The Star-Ledger

Testing The Limits Of Clean Elections

Complaint is filed in the 24th District

The Star-Ledger — Friday, November 2, 2007


With only a few days left until Tuesday's election, the gloves have come off in the 24th District's pilot "clean election" of publicly financed campaigns, as each side is accusing the other of skirting the stricter campaign-finance rules.

Thanks to the pilot program, the Democrats – Ed Selby for state Senate and Assembly candidates Toni Zimmer and Patrick Walsh – have something that Democratic candidates in this heavily-GOP district typically have lacked: a sizable pot of campaign funds.

Of the Democrats' $209,000 in campaign funds, $186,000 came from clean elections grants. The candidates spent $136,000 and had nearly $74,000 left, according to their most recent campaign-finance reports filed a week ago.

Still, the Republicans – Steve Oroho for Senate and Assemblywoman Alison McHose and Gary Chiusano for Assembly – maintained a solid lead in fundraising. Of their $323,000 in contributions, $271,000 came from clean elections grants; they spent $181,000 and had $142,000 left;, according to their most recent reports.

McHose filed an elections-law complaint yesterday against the Democrats over one of their television campaign ads, which she called a "negative attack ad." McHose cites the Fair and Clean Elections statute that says television ads must have a "statement in the candidate's own voice or each candidate's own voice" saying they have approved the ad. The idea is t;o make negative campaigning less likely if candidates have to own up to the ad, she said.

"They are simply ignoring one of the most important aspects of the Clean Elections law," McHose said.

The Democrats said they believed the ad's written disclaimer was sufficient. The ad, which features the voices of Selby and Walsh and is running on various cable television channels in Sussex and Morris counties, is not negative, but "aimed at stopping runaway development" in the Highlands, they said. The ad states the Republican team in the primary received $30,000 from developers, and the Democrats have a plan to curb development.

"They're kind of grasping at straws," Selby said of the disclaimer complaint. "We made every effort to comply with the law as it was explained to us. Our photos are clear and we have a clearly printed disclaimer."

The GOP team previously criticized the Democrats for using clean election funds to make donations to privately finance candidates who weren't participating in the clean campaign project.

The nonprofit New Jersey Citizen Action, a civic watchdog group, also said that although those donations were legal, "such diversion of funds is wholly inappropriate and completely violates the spirit and intent of the program."

The Democrats said they simply supported other candidates who also endorse clean elections, and the contributions were fully disclosed in their finance reports.

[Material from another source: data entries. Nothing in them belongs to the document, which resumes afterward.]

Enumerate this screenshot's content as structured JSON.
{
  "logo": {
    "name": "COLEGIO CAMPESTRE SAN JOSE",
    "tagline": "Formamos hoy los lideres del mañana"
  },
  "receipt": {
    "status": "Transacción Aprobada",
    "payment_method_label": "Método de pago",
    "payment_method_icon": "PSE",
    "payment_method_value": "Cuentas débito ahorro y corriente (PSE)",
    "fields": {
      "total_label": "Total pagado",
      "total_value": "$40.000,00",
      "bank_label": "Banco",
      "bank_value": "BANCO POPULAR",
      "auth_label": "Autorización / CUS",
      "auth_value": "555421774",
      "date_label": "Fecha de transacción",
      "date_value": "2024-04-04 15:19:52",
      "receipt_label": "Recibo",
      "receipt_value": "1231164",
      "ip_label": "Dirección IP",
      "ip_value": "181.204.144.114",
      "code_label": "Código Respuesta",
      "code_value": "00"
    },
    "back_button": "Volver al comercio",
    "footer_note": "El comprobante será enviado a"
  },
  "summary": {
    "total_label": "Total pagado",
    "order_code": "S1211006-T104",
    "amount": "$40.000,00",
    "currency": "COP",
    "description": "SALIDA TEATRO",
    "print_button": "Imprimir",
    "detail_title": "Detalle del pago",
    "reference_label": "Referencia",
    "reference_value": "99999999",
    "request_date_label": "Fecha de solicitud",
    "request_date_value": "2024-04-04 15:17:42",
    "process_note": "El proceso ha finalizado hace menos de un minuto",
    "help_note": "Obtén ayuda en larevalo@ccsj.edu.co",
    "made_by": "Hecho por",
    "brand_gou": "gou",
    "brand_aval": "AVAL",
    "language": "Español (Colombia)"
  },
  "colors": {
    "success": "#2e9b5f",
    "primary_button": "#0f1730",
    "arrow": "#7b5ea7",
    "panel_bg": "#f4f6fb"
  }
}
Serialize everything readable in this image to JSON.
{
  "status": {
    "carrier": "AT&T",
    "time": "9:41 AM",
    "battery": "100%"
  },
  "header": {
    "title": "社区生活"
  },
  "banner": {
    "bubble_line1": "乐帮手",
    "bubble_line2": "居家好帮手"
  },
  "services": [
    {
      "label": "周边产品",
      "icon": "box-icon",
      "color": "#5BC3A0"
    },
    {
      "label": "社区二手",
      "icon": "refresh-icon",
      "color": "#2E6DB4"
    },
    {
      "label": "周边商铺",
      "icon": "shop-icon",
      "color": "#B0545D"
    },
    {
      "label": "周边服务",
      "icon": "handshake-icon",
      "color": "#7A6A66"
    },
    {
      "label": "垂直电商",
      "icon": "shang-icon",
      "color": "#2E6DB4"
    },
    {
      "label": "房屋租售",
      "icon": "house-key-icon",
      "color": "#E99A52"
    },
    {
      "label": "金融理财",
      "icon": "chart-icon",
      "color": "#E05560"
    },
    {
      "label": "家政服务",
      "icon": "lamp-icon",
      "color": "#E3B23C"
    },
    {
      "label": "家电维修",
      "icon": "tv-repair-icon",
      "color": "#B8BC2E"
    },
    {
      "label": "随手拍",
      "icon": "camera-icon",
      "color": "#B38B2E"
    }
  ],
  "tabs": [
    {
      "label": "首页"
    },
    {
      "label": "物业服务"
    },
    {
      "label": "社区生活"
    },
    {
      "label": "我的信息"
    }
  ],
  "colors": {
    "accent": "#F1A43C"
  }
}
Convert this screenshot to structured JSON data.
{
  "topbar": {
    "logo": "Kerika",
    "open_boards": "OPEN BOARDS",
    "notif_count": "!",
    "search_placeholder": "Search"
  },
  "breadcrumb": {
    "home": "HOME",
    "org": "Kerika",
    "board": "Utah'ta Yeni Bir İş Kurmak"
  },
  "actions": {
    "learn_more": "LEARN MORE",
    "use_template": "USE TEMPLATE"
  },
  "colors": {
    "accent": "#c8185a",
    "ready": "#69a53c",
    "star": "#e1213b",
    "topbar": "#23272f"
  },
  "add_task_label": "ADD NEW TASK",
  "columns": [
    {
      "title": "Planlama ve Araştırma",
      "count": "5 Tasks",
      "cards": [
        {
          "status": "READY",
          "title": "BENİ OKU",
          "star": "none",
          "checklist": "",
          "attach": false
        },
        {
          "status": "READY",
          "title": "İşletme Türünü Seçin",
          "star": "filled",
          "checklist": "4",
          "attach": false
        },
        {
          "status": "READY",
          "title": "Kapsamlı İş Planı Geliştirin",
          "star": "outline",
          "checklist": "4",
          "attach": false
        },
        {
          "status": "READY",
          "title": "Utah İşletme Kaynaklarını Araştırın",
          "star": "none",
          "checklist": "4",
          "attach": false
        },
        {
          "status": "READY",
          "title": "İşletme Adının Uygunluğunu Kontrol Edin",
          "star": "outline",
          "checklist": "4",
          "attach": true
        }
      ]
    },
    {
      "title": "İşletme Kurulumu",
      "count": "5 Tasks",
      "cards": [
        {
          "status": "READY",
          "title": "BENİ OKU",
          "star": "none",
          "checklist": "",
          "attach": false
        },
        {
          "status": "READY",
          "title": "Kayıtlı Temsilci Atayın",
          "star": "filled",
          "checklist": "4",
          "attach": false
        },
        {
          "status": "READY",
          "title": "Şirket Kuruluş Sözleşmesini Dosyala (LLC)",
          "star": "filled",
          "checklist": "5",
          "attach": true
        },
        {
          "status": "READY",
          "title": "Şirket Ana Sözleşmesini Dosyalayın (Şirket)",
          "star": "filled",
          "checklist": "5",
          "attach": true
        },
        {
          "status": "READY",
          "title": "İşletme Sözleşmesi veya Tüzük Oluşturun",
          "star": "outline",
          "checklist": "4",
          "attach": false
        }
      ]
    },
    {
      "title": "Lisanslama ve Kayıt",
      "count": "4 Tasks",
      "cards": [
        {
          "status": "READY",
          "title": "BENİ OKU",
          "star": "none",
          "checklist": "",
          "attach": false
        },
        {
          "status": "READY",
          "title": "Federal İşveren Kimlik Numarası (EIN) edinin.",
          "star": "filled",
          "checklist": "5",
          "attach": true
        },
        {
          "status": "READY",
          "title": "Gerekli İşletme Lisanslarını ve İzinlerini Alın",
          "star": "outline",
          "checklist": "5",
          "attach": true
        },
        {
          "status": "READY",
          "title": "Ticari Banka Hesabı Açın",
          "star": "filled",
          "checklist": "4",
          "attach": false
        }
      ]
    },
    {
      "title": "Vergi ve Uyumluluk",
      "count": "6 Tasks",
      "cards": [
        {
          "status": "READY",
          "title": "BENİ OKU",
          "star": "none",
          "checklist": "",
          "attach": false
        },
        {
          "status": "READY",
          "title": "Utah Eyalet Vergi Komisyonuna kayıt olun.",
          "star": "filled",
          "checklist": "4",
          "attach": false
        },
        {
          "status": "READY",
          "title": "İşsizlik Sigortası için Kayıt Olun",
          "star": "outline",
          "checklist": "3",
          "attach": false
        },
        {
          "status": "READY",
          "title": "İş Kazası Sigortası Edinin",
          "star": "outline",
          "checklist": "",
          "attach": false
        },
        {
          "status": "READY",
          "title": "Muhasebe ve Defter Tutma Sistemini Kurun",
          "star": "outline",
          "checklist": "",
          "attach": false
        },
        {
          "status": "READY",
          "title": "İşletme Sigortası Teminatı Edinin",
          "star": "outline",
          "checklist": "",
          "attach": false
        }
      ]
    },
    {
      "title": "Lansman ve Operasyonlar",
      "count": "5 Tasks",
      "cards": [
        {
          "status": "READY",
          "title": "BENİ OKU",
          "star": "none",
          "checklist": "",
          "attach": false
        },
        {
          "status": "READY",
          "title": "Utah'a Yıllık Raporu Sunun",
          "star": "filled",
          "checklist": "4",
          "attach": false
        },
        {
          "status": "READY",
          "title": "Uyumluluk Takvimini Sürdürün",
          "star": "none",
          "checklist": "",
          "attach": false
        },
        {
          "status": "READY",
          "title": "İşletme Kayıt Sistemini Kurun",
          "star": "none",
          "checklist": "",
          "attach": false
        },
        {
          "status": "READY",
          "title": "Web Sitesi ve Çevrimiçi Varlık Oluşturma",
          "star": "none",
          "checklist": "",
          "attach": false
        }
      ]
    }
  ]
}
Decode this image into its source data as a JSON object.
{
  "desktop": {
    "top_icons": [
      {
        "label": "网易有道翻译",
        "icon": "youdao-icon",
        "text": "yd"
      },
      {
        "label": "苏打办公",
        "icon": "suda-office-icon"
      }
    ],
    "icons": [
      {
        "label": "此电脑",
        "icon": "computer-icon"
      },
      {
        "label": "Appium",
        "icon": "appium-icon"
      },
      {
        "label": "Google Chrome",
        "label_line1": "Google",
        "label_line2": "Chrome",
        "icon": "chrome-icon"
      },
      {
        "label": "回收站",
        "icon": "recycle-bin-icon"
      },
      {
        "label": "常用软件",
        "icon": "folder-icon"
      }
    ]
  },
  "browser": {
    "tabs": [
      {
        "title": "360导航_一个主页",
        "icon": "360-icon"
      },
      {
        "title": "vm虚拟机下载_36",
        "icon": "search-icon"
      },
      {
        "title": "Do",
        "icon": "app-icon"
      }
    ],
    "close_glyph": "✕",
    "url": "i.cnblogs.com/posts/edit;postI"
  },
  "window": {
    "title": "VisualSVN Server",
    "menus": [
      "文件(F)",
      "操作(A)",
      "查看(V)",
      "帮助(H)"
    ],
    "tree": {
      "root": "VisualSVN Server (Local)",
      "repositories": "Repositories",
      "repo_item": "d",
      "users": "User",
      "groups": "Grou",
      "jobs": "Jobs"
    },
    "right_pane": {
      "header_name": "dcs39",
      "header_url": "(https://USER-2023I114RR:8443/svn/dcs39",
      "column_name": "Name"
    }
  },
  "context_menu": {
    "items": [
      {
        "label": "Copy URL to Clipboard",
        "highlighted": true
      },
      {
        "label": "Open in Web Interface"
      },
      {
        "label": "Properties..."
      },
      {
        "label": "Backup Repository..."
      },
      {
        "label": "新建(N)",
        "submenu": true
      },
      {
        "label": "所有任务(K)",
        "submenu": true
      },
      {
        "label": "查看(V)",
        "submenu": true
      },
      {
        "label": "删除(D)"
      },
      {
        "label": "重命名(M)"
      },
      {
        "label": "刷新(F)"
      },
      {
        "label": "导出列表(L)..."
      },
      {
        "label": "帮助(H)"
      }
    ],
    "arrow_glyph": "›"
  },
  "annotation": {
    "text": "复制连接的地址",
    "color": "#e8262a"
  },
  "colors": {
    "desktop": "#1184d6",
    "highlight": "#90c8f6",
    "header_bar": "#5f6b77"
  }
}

The Democrats, in turn, questioned whether it was proper for the Republicans to contribute $3,000 each in clean election funds to the Sussex County Republican Committee for polling services. The GOP team replied that they were "merely obeying the law" that requires clean elections candidates to pay for all services provided by other committees and to disclose such payments.

The 24th District includes Sussex County, five towns in Morris County and two towns in Hunterdon County. Republicans have a 3-1 advantage in registered voters over Democrats, but the largest bloc are undeclared voters.